Ha, funny not funny. 

Shed hunting season (on public land) doesn't open till May 1st.


----------



## Catherder (Aug 2, 2008)

Sounds like Silver Lake Flat is pretty popular as the banner. It is kind of neat up there.


----------



## DallanC (Jan 13, 2009)

They drain the lake in the winter and its a big bowl to play in for the snowmobile crowd. They even pushed all the boulders off to the west side so there is nothing to run into other than the tiny stream that feeds down through it.

-DallanC


----------



## Airborne (May 29, 2009)

My username got messed up with the switch to this new format and It took a bit to get fixed--Goob helped me out there--thanks Goob!

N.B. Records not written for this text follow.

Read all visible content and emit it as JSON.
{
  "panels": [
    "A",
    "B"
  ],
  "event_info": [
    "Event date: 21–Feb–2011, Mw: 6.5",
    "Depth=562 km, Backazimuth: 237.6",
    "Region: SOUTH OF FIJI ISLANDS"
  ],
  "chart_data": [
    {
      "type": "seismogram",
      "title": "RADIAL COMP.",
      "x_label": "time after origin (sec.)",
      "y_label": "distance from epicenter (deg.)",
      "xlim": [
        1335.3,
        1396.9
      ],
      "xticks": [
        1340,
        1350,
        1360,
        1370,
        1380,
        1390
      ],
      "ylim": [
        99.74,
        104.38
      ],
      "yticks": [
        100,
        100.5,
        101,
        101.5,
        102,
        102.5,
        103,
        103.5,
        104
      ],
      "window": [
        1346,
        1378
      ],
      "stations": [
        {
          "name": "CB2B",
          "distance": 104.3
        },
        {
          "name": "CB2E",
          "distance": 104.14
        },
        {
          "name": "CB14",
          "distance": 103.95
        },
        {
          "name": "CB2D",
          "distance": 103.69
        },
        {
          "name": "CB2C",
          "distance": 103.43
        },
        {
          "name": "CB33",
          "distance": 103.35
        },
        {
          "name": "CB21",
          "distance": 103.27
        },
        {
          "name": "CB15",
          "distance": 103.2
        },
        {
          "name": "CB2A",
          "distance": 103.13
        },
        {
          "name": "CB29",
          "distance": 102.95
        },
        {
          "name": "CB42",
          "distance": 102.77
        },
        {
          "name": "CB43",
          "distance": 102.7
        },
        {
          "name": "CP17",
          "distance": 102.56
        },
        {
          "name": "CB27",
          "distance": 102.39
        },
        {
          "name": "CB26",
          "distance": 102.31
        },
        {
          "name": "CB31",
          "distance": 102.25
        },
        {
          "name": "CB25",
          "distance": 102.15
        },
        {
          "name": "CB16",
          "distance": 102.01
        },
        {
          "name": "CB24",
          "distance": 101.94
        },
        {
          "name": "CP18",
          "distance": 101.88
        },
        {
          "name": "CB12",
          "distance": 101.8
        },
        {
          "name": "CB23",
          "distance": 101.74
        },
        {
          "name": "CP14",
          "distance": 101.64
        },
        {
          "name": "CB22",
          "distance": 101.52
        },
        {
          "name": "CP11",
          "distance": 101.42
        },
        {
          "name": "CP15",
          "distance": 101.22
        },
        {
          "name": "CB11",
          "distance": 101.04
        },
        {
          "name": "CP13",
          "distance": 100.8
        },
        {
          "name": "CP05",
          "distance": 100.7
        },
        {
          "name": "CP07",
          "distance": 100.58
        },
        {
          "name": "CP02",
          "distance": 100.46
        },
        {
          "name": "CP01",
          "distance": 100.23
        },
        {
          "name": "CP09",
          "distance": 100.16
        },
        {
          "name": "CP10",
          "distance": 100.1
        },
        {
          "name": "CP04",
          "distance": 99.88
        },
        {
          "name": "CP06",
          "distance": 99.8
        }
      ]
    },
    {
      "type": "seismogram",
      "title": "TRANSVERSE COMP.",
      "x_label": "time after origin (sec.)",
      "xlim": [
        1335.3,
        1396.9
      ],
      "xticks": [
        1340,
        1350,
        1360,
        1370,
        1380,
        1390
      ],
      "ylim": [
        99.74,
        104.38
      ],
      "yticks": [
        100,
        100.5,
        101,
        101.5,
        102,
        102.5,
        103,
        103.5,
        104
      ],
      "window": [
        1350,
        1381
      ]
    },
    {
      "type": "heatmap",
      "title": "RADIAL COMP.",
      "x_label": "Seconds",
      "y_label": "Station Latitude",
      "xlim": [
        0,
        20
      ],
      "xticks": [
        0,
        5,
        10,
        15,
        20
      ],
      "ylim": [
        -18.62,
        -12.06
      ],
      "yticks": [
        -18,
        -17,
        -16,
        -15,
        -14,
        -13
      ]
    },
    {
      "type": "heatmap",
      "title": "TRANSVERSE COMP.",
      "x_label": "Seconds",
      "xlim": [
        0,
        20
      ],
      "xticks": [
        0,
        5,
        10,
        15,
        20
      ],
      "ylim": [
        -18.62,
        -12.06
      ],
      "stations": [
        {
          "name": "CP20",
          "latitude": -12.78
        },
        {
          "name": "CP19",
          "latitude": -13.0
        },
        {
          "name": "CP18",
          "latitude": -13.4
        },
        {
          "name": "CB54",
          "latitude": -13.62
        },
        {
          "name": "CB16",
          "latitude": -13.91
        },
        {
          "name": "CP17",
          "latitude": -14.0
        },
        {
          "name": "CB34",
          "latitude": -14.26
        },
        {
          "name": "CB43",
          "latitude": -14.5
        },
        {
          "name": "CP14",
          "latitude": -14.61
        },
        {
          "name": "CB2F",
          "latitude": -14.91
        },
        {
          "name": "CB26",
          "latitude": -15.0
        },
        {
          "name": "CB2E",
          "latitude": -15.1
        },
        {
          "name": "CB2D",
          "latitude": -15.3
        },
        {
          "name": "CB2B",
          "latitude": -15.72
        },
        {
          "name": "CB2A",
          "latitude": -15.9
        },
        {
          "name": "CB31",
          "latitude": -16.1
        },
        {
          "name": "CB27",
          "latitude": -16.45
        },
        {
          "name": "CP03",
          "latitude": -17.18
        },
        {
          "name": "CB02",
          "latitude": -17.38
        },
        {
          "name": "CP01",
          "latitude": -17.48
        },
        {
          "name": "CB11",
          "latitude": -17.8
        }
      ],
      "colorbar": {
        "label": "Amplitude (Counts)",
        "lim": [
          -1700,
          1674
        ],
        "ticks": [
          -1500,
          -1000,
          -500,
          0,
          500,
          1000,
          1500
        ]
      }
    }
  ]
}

Starting over with another name would suck because I would lose all that cred! hehehe!


----------



## bowgy (Oct 10, 2007)

Yeah, that new name had me going for a bit without any explanation.


----------



## DallanC (Jan 13, 2009)

I was looking for a picture of my "high school truck" in my old photos.... ironically, I had this image in the same folder. Almost the identical view as the forum image, circa spring 1987.










-DallanC


----------



## colorcountrygunner (Oct 6, 2009)

Airborne said:


> My username got messed up with the switch to this new format and It took a bit to get fixed--Goob helped me out there--thanks Goob! Starting over with another name would suck because I would lose all that cred! hehehe!


You have a lot of good cred here, Airborne, don't screw it up!


----------